Re-Entry Outreach

Living on the outside

When prisoners complete their sentences and are ready to live on the outside again, it is called reentry or reintegration. The goal is their successful transition into the community. All too often they are released with little or no money to obtain shelter and food, and with just the clothes on their backs. Many without families have no place to go and are forced to live on the street. Most are eager to find work and begin living normally, but jobs are difficult for those just released from prison. Those convicted of sex offenses find it even harder to reintegrate because they are labeled and restricted as to where they can live.

The risk of recividism

Unless ex-prisoners have a realistic plan and adequate support from others once they “hit the street” they are at risk of returning to prison.

What ex-prisoners need

The women and men who return to the community after serving time may encounter numerous challenges. They need help with clothing, housing, employment, transportation, child care, health care, managing finances, interpersonal skills, counseling, drug and alcohol rehab and the support of a caring, spiritual community. In fact, belonging to a faith community is an important tie that can bind all of the needs and concerns of ex-inmates into success rather than repeated failure.

The role of the faith community

Members of the faith community can play a crucial role in helping ex-prisoners. During their incarceration they experienced loneliness, isolation, rejection by society and a lack of self-worth. A welcoming and non-judgmental faith community can help ex-inmates cope with emotional aftermath of these experiences by offering hope through practical assistance, restoring trust through genuine friendship and healing of spiritual and emotional wounds.

Two-way learning

The membership of an ex-prisoner in a local church has a direct effect on them because it prepares the members of the church for the next ex-offender who might wish to join them. By extending fellowship and assistance, the faith community grows as it discovers its own spiritual gifts. It learns the joy and challenge of having an open mind and heart, as it puts the ideals of the gospel to the test. It is called to make forgiveness and education a more visible part of the church’s social justice outreach.


Mentors (or a mentoring group) take support one step further by offering practical assistance. They assist ex-prisoners during their adjustment period by listening to them, encouraging and advising them. Since many ex-prisoners come from broken homes and have experienced abuse and injustice themselves, they need help with personal skills. Being a stable force by providing a good example is very important. Mentors also can open doors that lead to jobs, counseling and other practical support that spell the difference between success or failure. They can assist ex-inmates with identifying a new job, providing them with transportation to interviews, obtaining a driver’s license, finding a place to live, getting a phone, and staying on good terms with their parole officers.

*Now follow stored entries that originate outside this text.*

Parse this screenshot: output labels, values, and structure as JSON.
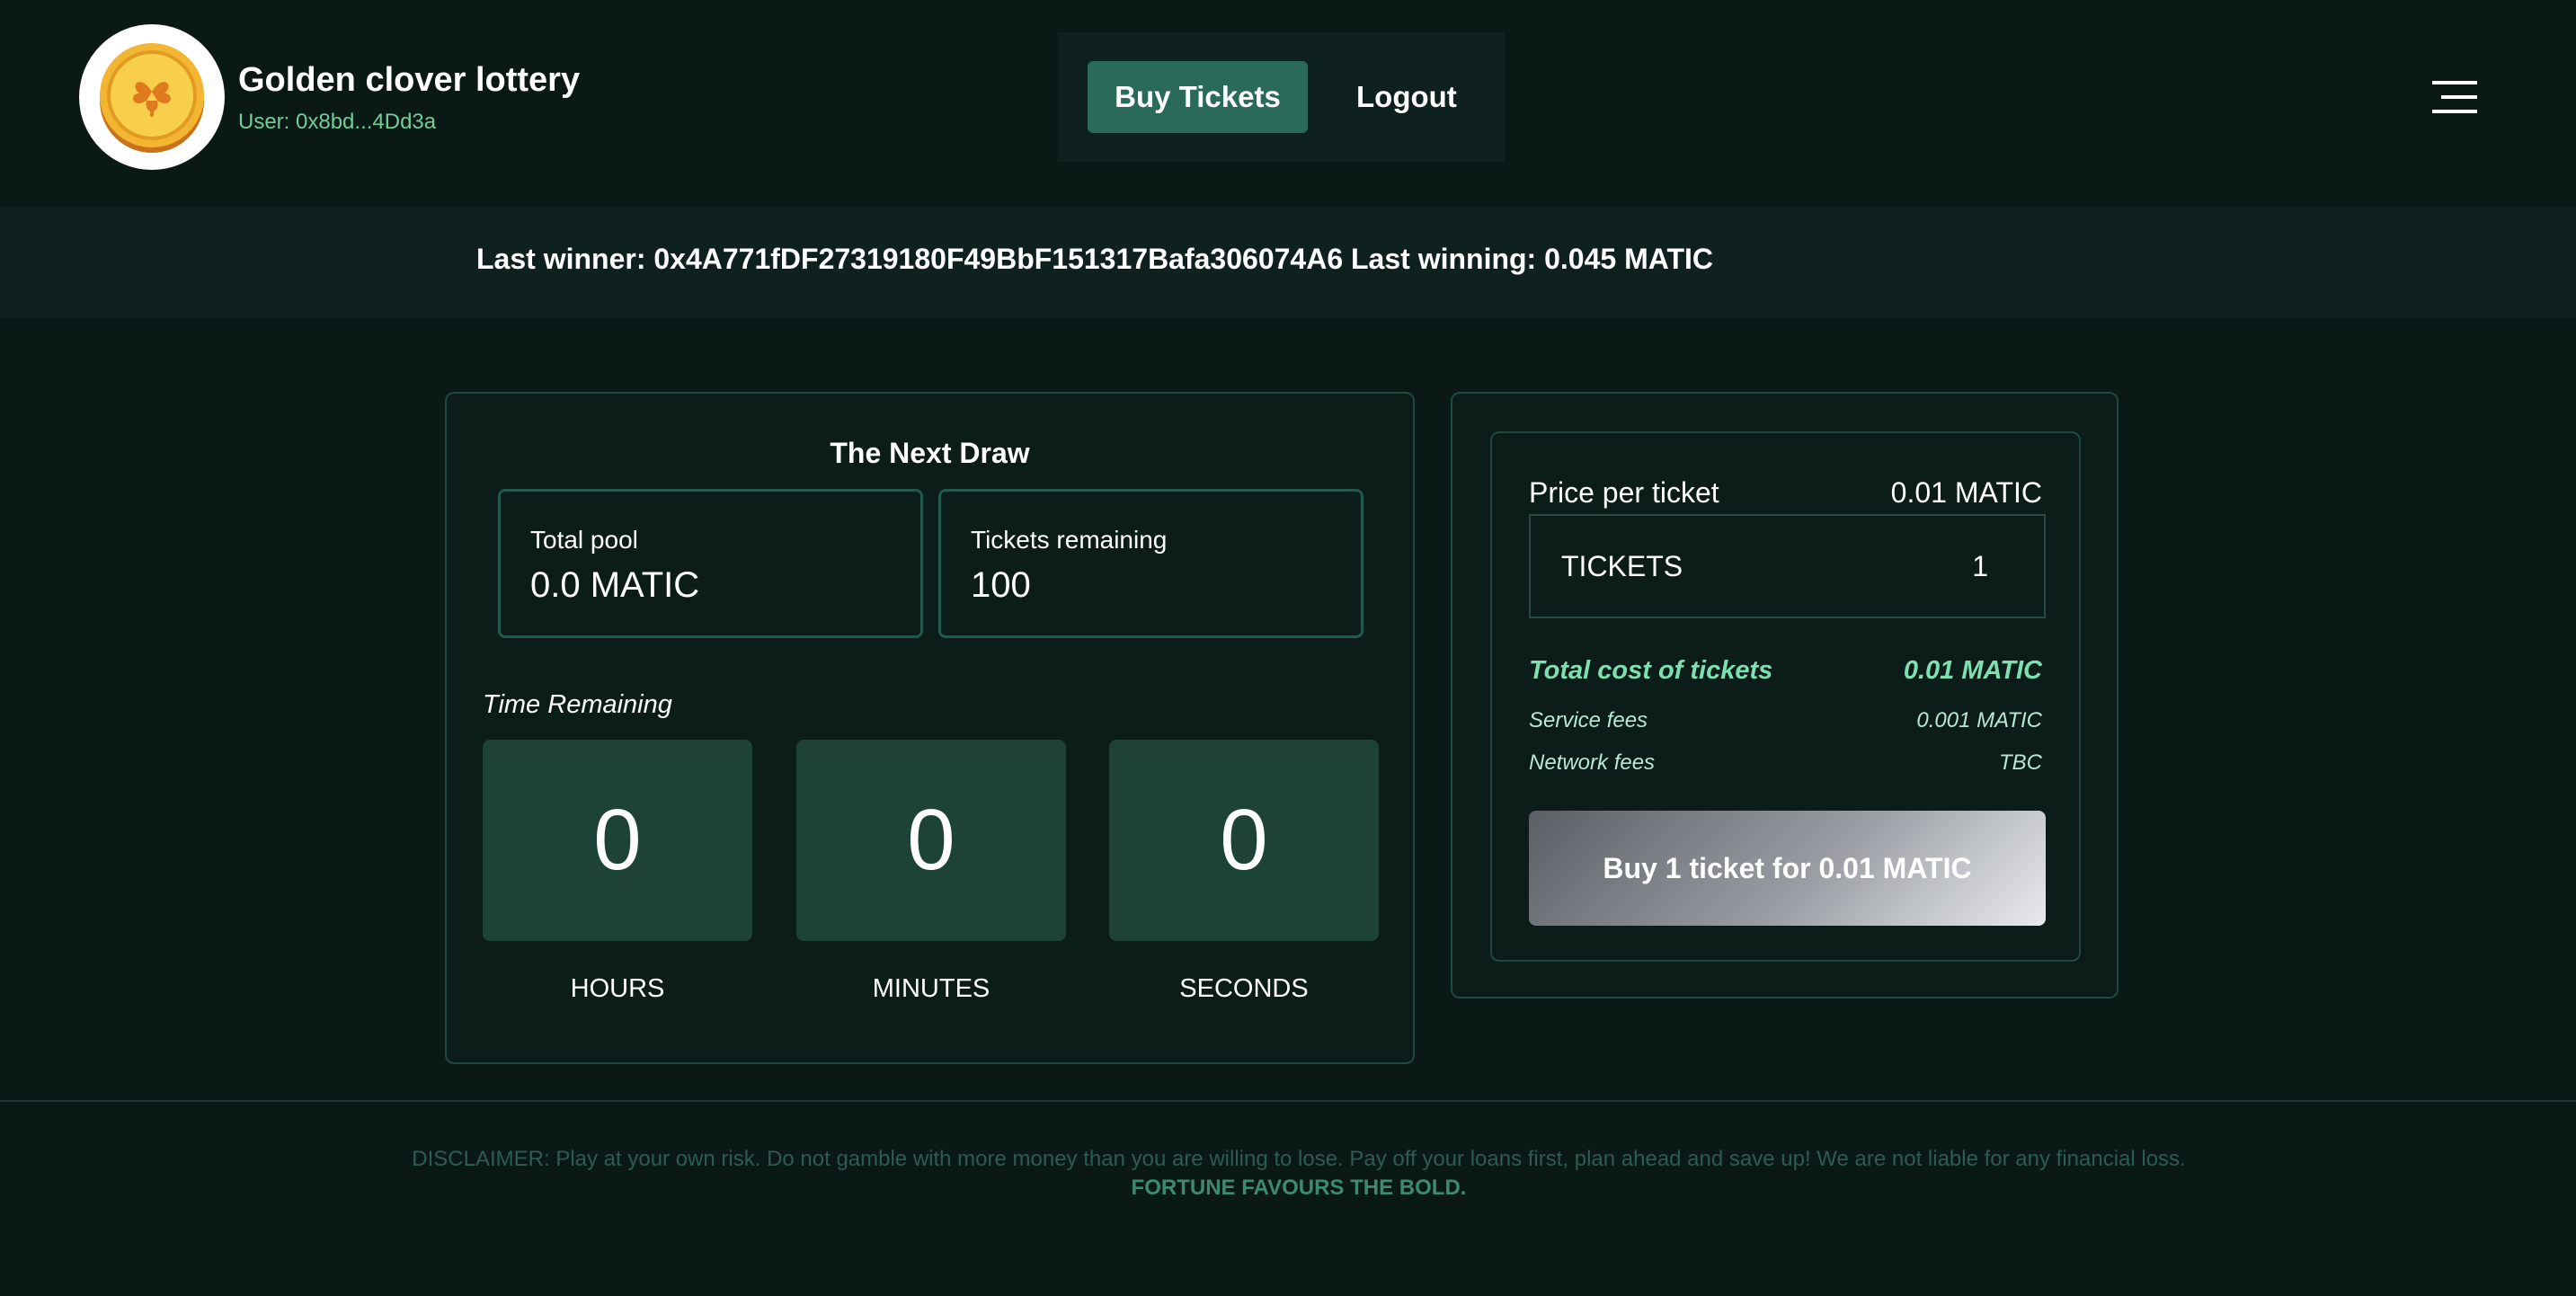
{
  "header": {
    "brand_title": "Golden clover lottery",
    "user_label": "User: 0x8bd...4Dd3a",
    "logo_icon": "golden-clover-coin-icon",
    "menu_icon": "hamburger-menu-icon"
  },
  "nav": {
    "buy_tickets": "Buy Tickets",
    "logout": "Logout"
  },
  "winner_bar": {
    "text": "Last winner: 0x4A771fDF27319180F49BbF151317Bafa306074A6  Last winning: 0.045 MATIC"
  },
  "draw": {
    "title": "The Next Draw",
    "total_pool_label": "Total pool",
    "total_pool_value": "0.0 MATIC",
    "tickets_remaining_label": "Tickets remaining",
    "tickets_remaining_value": "100",
    "time_remaining_label": "Time Remaining",
    "hours_value": "0",
    "minutes_value": "0",
    "seconds_value": "0",
    "hours_label": "HOURS",
    "minutes_label": "MINUTES",
    "seconds_label": "SECONDS"
  },
  "ticket": {
    "price_label": "Price per ticket",
    "price_value": "0.01 MATIC",
    "tickets_field_label": "TICKETS",
    "tickets_field_value": "1",
    "total_cost_label": "Total cost of tickets",
    "total_cost_value": "0.01 MATIC",
    "service_fees_label": "Service fees",
    "service_fees_value": "0.001 MATIC",
    "network_fees_label": "Network fees",
    "network_fees_value": "TBC",
    "buy_button": "Buy 1 ticket for 0.01 MATIC"
  },
  "footer": {
    "disclaimer": "DISCLAIMER: Play at your own risk. Do not gamble with more money than you are willing to lose. Pay off your loans first, plan ahead and save up! We are not liable for any financial loss.",
    "motto": "FORTUNE FAVOURS THE BOLD."
  },
  "colors": {
    "background": "#0a1816",
    "panel": "#0f211e",
    "accent_button": "#2a6a5a",
    "accent_text": "#6fcf97",
    "time_box": "#1d4238"
  }
}
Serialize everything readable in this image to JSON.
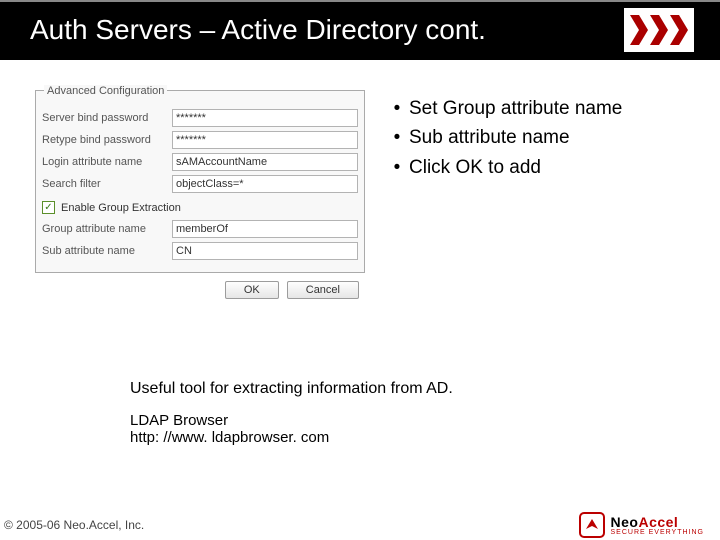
{
  "title": "Auth Servers – Active Directory cont.",
  "form": {
    "legend": "Advanced Configuration",
    "rows": {
      "bind_pw_label": "Server bind password",
      "bind_pw_value": "*******",
      "retype_pw_label": "Retype bind password",
      "retype_pw_value": "*******",
      "login_attr_label": "Login attribute name",
      "login_attr_value": "sAMAccountName",
      "search_filter_label": "Search filter",
      "search_filter_value": "objectClass=*",
      "enable_group_label": "Enable Group Extraction",
      "group_attr_label": "Group attribute name",
      "group_attr_value": "memberOf",
      "sub_attr_label": "Sub attribute name",
      "sub_attr_value": "CN"
    },
    "buttons": {
      "ok": "OK",
      "cancel": "Cancel"
    }
  },
  "bullets": [
    "Set Group attribute name",
    "Sub attribute name",
    "Click OK to add"
  ],
  "note": {
    "heading": "Useful tool for extracting information from AD.",
    "tool": "LDAP Browser",
    "url": "http: //www. ldapbrowser. com"
  },
  "footer": {
    "copyright": "© 2005-06 Neo.Accel, Inc.",
    "logo_neo": "Neo",
    "logo_accel": "Accel",
    "logo_tag": "SECURE EVERYTHING"
  }
}
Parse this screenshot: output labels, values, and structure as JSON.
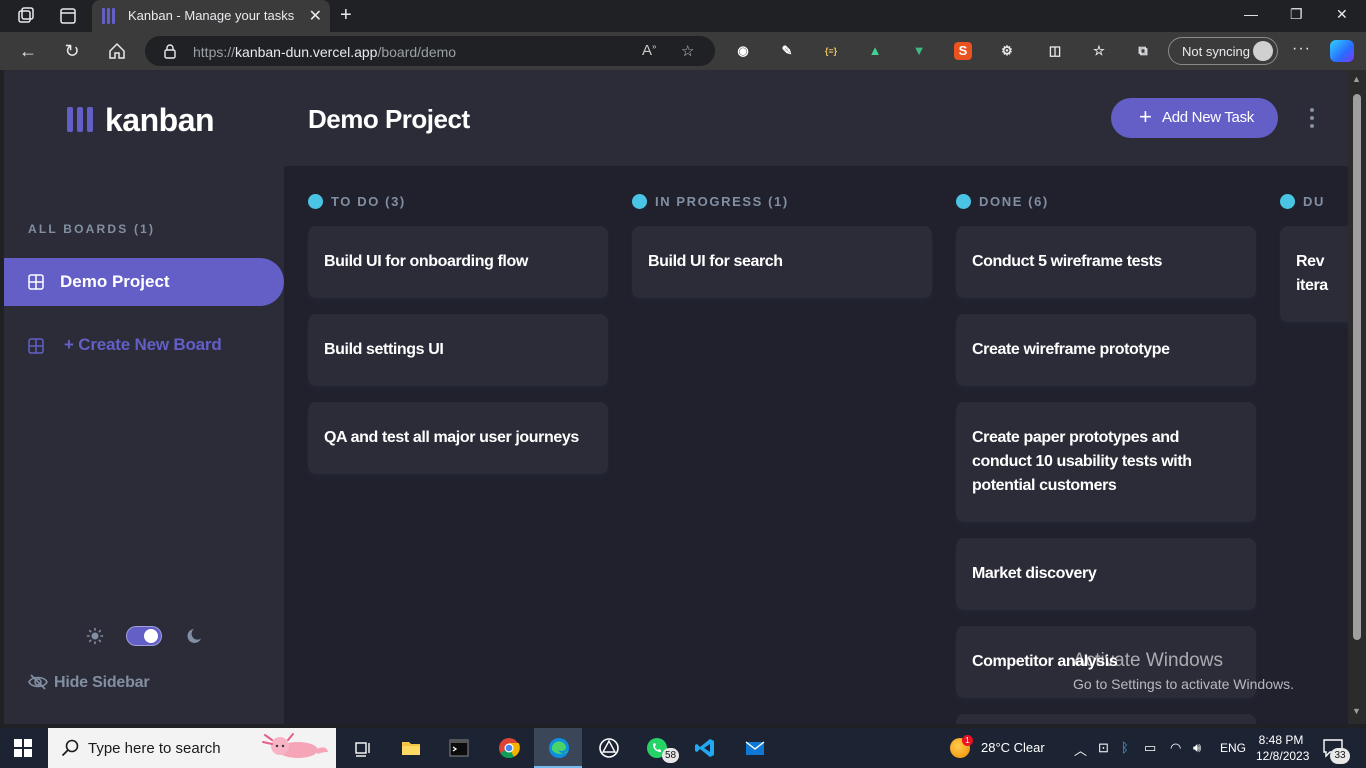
{
  "browser": {
    "tab_title": "Kanban - Manage your tasks",
    "url_prefix": "https://",
    "url_host": "kanban-dun.vercel.app",
    "url_path": "/board/demo",
    "sync_label": "Not syncing",
    "icons": [
      "workspaces-icon",
      "tab-actions-icon",
      "back-icon",
      "refresh-icon",
      "home-icon",
      "lock-icon",
      "read-aloud-icon",
      "favorite-star-icon",
      "extensions-icon",
      "split-screen-icon",
      "favorites-icon",
      "collections-icon",
      "more-icon",
      "copilot-icon"
    ]
  },
  "app": {
    "logo_text": "kanban",
    "board_title": "Demo Project",
    "add_task_label": "Add New Task",
    "colors": {
      "accent": "#635fc7",
      "sidebar_bg": "#2b2c37",
      "board_bg": "#20212c",
      "card_bg": "#2b2c37",
      "muted": "#828fa3",
      "todo_dot": "#49c4e5"
    }
  },
  "sidebar": {
    "heading": "ALL BOARDS (1)",
    "boards": [
      {
        "label": "Demo Project",
        "active": true
      }
    ],
    "create_label": "Create New Board",
    "hide_label": "Hide Sidebar",
    "theme": "dark"
  },
  "columns": [
    {
      "title": "TO DO (3)",
      "cards": [
        "Build UI for onboarding flow",
        "Build settings UI",
        "QA and test all major user journeys"
      ]
    },
    {
      "title": "IN PROGRESS (1)",
      "cards": [
        "Build UI for search"
      ]
    },
    {
      "title": "DONE (6)",
      "cards": [
        "Conduct 5 wireframe tests",
        "Create wireframe prototype",
        "Create paper prototypes and conduct 10 usability tests with potential customers",
        "Market discovery",
        "Competitor analysis",
        ""
      ]
    },
    {
      "title": "DU",
      "cards": [
        "Rev\nitera"
      ]
    }
  ],
  "watermark": {
    "line1": "Activate Windows",
    "line2": "Go to Settings to activate Windows."
  },
  "taskbar": {
    "search_placeholder": "Type here to search",
    "whatsapp_badge": "58",
    "weather": "28°C  Clear",
    "weather_alert": "1",
    "language": "ENG",
    "time": "8:48 PM",
    "date": "12/8/2023",
    "notifications": "33"
  }
}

Going it alone is rarely a good idea and does not generate success in the long run. It is extremely important that representatives of the various faith-based organizations, departments of state and local government, and community resources ally themselves in the common goal of successful reintegration. A wide range of formal and informal partnerships ensures that no one bears the responsibility of serving these vulnerable, at-risk members of our community. The conversations of this network can center on how to support efforts that may already be under way. As this network of churches and community organizations grows, its members draw from their experiences. They may establish a structure of paid or volunteer staff to create links between community and faith-based organizations, and to coordinate the efforts of those willing to work on issues of community justice, re-entry and training of ex-inmates.